Arborway transit meetings begin

September 7, 2007
By

JOHN RUCH

A private, invitation-only meeting will be held in Jamaica Plain Monday night as the first step in determining public transit improvements in the Arborway corridor currently served by the Route 39 bus.

“We feel it’s a good way to take what could be a large pot of ideas and narrow them down,” said Eric Able, spokesperson for the state Executive Office of Transportation (EOT), the agency organizing the meeting.

EOT agreed to run a transit improvement process last year in exchange for the Conservation Law Foundation (CLF) dropping a lawsuit that would have required the controversial restoration of Green Line trolley service between Heath Street and Forest Hills T Stations.
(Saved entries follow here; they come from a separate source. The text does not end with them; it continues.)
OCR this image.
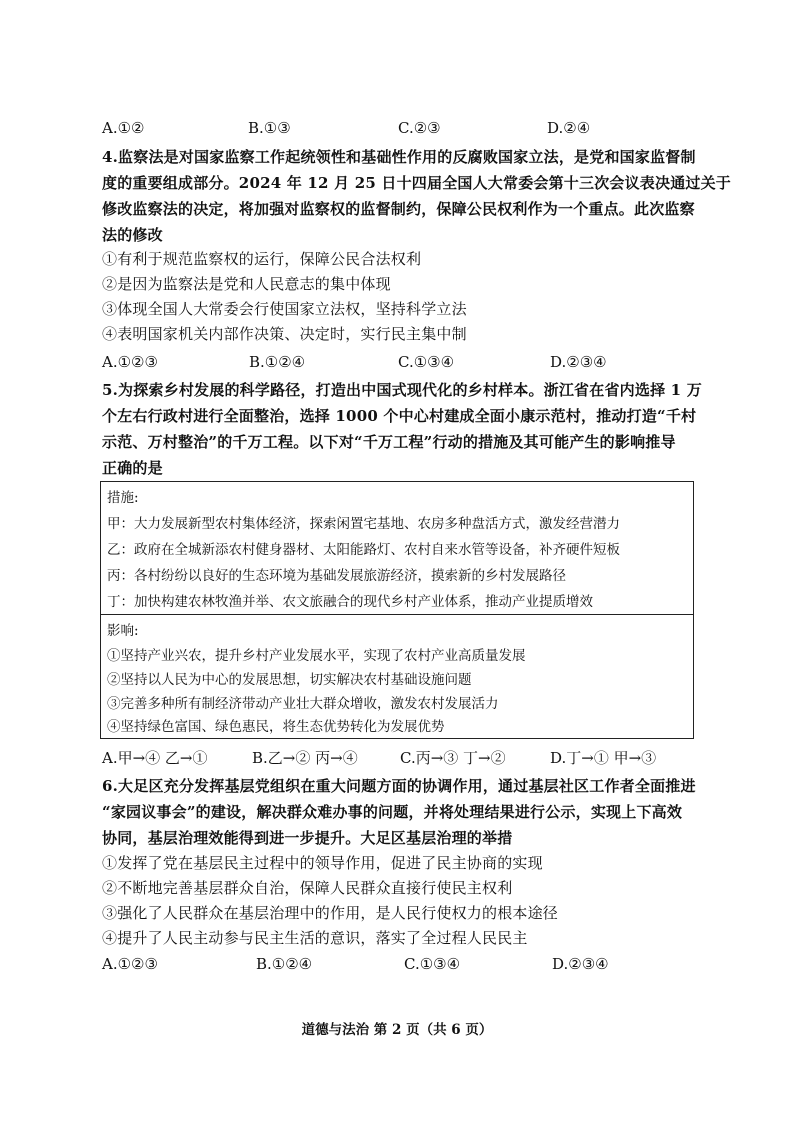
A.①②	B.①③	C.②③	D.②④
4.监察法是对国家监察工作起统领性和基础性作用的反腐败国家立法，是党和国家监督制
度的重要组成部分。2024 年 12 月 25 日十四届全国人大常委会第十三次会议表决通过关于
修改监察法的决定，将加强对监察权的监督制约，保障公民权利作为一个重点。此次监察
法的修改
①有利于规范监察权的运行，保障公民合法权利
②是因为监察法是党和人民意志的集中体现
③体现全国人大常委会行使国家立法权，坚持科学立法
④表明国家机关内部作决策、决定时，实行民主集中制
A.①②③	B.①②④	C.①③④	D.②③④
5.为探索乡村发展的科学路径，打造出中国式现代化的乡村样本。浙江省在省内选择 1 万
个左右行政村进行全面整治，选择 1000 个中心村建成全面小康示范村，推动打造“千村
示范、万村整治”的千万工程。以下对“千万工程”行动的措施及其可能产生的影响推导
正确的是
措施:
甲：大力发展新型农村集体经济，探索闲置宅基地、农房多种盘活方式，激发经营潜力
乙：政府在全城新添农村健身器材、太阳能路灯、农村自来水管等设备，补齐硬件短板
丙：各村纷纷以良好的生态环境为基础发展旅游经济，摸索新的乡村发展路径
丁：加快构建农林牧渔并举、农文旅融合的现代乡村产业体系，推动产业提质增效
影响:
①坚持产业兴农，提升乡村产业发展水平，实现了农村产业高质量发展
②坚持以人民为中心的发展思想，切实解决农村基础设施问题
③完善多种所有制经济带动产业壮大群众增收，激发农村发展活力
④坚持绿色富国、绿色惠民，将生态优势转化为发展优势
A.甲→④ 乙→①	B.乙→② 丙→④	C.丙→③ 丁→②	D.丁→① 甲→③
6.大足区充分发挥基层党组织在重大问题方面的协调作用，通过基层社区工作者全面推进
“家园议事会”的建设，解决群众难办事的问题，并将处理结果进行公示，实现上下高效
协同，基层治理效能得到进一步提升。大足区基层治理的举措
①发挥了党在基层民主过程中的领导作用，促进了民主协商的实现
②不断地完善基层群众自治，保障人民群众直接行使民主权利
③强化了人民群众在基层治理中的作用，是人民行使权力的根本途径
④提升了人民主动参与民主生活的意识，落实了全过程人民民主
A.①②③	B.①②④	C.①③④	D.②③④
道德与法治 第 2 页（共 6 页）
The process will seek consensus, but doesn’t have to result in an actual project.

The Sept. 10 meeting will include various “stakeholders,” including local pro-trolley and pro-bus activists. Also invited, Able said, are elected officials, members of the MBTA’s Rider Oversight Committee and representatives of the MBTA and the Boston Transportation Department.

The invitees will be asked to “hammer out…a working list of transit improvements for the corridor,” Able said. A public meeting will follow to gather reactions and input.
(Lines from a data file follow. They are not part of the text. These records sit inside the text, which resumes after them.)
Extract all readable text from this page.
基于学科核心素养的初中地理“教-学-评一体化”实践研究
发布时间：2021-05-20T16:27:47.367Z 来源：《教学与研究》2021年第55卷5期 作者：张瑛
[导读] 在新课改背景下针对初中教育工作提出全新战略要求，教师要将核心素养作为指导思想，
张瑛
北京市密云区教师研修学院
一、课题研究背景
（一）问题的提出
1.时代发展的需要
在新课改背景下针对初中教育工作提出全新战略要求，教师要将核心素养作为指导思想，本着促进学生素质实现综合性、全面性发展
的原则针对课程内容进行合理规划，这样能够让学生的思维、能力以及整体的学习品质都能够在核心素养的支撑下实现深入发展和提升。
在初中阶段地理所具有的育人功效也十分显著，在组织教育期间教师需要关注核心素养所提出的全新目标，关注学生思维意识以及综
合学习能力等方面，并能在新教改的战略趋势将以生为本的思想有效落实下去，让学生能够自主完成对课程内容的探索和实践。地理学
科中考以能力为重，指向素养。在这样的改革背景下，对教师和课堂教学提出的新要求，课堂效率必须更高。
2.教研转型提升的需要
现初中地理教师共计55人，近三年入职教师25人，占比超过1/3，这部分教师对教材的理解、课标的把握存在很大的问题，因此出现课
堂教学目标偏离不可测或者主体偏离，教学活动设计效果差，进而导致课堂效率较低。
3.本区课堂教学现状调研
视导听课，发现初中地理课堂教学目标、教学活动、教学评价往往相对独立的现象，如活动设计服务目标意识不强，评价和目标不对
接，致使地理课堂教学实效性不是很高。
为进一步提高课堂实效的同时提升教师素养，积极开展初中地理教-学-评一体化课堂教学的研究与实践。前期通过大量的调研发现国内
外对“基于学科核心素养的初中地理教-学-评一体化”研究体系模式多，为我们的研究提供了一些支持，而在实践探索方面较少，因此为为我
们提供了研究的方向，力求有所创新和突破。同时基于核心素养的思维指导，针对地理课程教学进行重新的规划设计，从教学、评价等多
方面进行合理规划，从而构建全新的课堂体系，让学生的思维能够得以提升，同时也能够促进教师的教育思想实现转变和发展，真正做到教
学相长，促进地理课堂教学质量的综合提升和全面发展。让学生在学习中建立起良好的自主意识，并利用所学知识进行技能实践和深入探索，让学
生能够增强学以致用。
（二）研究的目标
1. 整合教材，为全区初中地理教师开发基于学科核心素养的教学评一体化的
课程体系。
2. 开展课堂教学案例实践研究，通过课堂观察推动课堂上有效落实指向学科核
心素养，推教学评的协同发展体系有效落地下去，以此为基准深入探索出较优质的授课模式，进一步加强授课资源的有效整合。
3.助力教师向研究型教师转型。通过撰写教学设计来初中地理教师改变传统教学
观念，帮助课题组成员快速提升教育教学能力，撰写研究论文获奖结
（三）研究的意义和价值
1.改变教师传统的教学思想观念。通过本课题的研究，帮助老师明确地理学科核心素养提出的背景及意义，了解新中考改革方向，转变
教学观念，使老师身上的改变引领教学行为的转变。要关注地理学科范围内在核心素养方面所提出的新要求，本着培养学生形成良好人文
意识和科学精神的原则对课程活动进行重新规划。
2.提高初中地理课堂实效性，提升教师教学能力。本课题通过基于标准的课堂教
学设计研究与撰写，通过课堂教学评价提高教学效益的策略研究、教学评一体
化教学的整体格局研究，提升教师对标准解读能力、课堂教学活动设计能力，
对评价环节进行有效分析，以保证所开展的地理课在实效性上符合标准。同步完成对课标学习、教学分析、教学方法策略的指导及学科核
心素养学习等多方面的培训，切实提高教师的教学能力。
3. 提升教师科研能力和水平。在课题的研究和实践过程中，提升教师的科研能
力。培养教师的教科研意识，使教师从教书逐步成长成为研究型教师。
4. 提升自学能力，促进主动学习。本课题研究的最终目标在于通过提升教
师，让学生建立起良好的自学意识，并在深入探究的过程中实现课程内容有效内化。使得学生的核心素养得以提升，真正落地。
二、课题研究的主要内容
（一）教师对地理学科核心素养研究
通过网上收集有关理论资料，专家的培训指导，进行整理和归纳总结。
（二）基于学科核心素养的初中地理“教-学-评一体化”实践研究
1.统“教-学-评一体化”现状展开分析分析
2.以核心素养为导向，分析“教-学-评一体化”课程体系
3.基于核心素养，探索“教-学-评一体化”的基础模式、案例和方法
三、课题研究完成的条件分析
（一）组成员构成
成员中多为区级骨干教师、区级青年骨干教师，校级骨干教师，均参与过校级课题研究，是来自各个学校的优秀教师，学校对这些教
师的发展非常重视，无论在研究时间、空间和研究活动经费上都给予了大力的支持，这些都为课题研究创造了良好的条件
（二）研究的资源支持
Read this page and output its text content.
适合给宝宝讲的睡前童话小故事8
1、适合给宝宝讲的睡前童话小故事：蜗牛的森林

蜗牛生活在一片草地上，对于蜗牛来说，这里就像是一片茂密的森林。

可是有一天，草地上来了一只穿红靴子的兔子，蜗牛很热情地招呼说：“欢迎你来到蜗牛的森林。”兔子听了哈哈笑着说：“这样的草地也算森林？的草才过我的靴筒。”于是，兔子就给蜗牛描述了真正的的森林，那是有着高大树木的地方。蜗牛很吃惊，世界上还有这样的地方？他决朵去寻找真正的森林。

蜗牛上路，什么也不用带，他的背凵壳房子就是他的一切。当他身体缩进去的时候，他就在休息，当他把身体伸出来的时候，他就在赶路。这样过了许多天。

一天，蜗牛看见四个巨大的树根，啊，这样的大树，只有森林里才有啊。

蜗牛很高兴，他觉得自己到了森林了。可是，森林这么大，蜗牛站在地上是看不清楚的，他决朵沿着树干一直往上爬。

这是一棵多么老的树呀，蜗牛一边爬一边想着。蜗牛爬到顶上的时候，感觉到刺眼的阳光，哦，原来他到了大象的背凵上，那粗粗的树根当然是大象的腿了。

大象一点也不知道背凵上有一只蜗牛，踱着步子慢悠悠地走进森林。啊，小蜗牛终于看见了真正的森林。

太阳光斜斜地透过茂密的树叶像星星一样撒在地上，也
EOT will not only play host at the meeting. “We’ll certainly present some ideas,” Able said, adding that they would be MBTA proposals. EOT oversees the MBTA.
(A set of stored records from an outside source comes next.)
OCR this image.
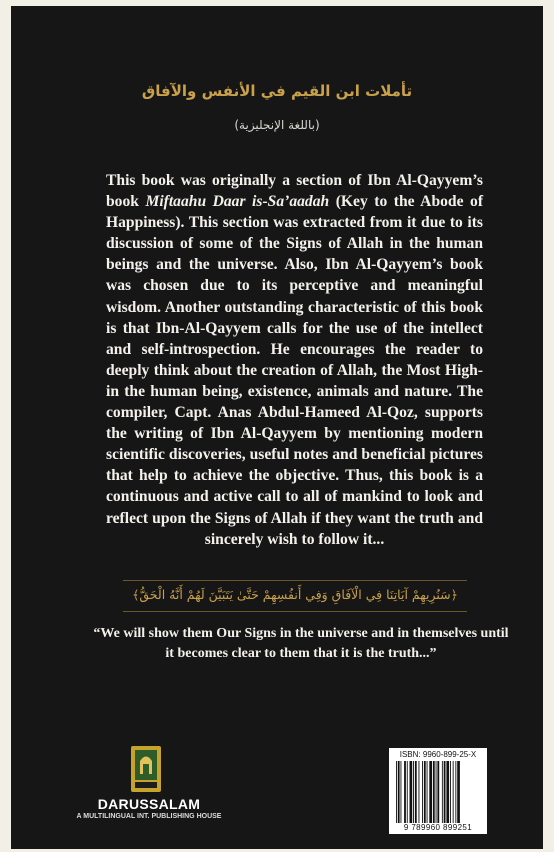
تأملات ابن القيم في الأنفس والآفاق
(باللغة الإنجليزية)

This book was originally a section of Ibn Al-Qayyem’s book Miftaahu Daar is-Sa’aadah (Key to the Abode of Happiness). This section was extracted from it due to its discussion of some of the Signs of Allah in the human beings and the universe. Also, Ibn Al-Qayyem’s book was chosen due to its perceptive and meaningful wisdom. Another outstanding characteristic of this book is that Ibn-Al-Qayyem calls for the use of the intellect and self-introspection. He encourages the reader to deeply think about the creation of Allah, the Most High-in the human being, existence, animals and nature. The compiler, Capt. Anas Abdul-Hameed Al-Qoz, supports the writing of Ibn Al-Qayyem by mentioning modern scientific discoveries, useful notes and beneficial pictures that help to achieve the objective. Thus, this book is a continuous and active call to all of mankind to look and reflect upon the Signs of Allah if they want the truth and sincerely wish to follow it...

﴿سَنُرِيهِمْ آيَاتِنَا فِي الْآفَاقِ وَفِي أَنفُسِهِمْ حَتَّىٰ يَتَبَيَّنَ لَهُمْ أَنَّهُ الْحَقُّ﴾

“We will show them Our Signs in the universe and in themselves until it becomes clear to them that it is the truth...”

DARUSSALAM
A MULTILINGUAL INT. PUBLISHING HOUSE
ISBN: 9960-899-25-X
9 789960 899251
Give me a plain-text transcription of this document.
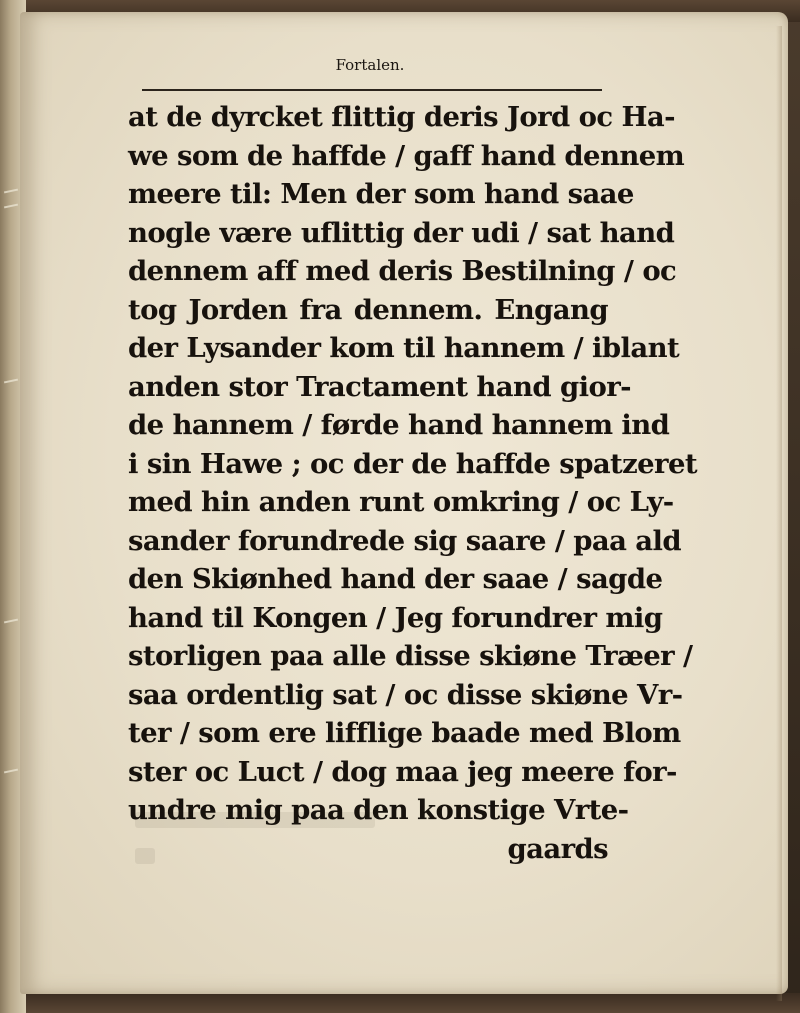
Fortalen.
at de dyrcket flittig deris Jord oc Ha-
we som de haffde / gaff hand dennem
meere til: Men der som hand saae
nogle være uflittig der udi / sat hand
dennem aff med deris Bestilning / oc
tog Jorden fra dennem. Engang
der Lysander kom til hannem / iblant
anden stor Tractament hand gior-
de hannem / førde hand hannem ind
i sin Hawe ; oc der de haffde spatzeret
med hin anden runt omkring / oc Ly-
sander forundrede sig saare / paa ald
den Skiønhed hand der saae / sagde
hand til Kongen / Jeg forundrer mig
storligen paa alle disse skiøne Træer /
saa ordentlig sat / oc disse skiøne Vr-
ter / som ere lifflige baade med Blom
ster oc Luct / dog maa jeg meere for-
undre mig paa den konstige Vrte-
gaards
The MBTA “temporarily” suspended the trolley service in 1985. The 39 bus acts as a replacement in the corridor, though it parallels the remaining part of the Green Line’s E Branch for most of its route. In JP, the trolley used to run down S. Huntington Avenue and Centre and South streets.

Trolley restoration was one of several transit projects EOT was required to complete as environmental mitigation under a previous CLF lawsuit. After years of debate and court battles, EOT in 2004 announced that it would simply rewrite environmental regulations so it no longer had to do the trolley restoration, among other projects. It did so, though federal approval is still required and pending.

The CLF filed a new suit in 2005, but agreed to settle it, with the current public process as part of the settlement.

The Arborway Committee, a group of local pro-trolley activists, filed its own lawsuit seeking trolley restoration, which is still pending.

Differences of opinion remain strong and clear between pro-trolley activists and pro-bus activists such as the local Better Transit Without Trolleys. However, in recent months, there appeared to be some agreement among all parties that 39 bus improvements and paving over the old trolley tracks on Centre and South streets were good ideas for at least the short term.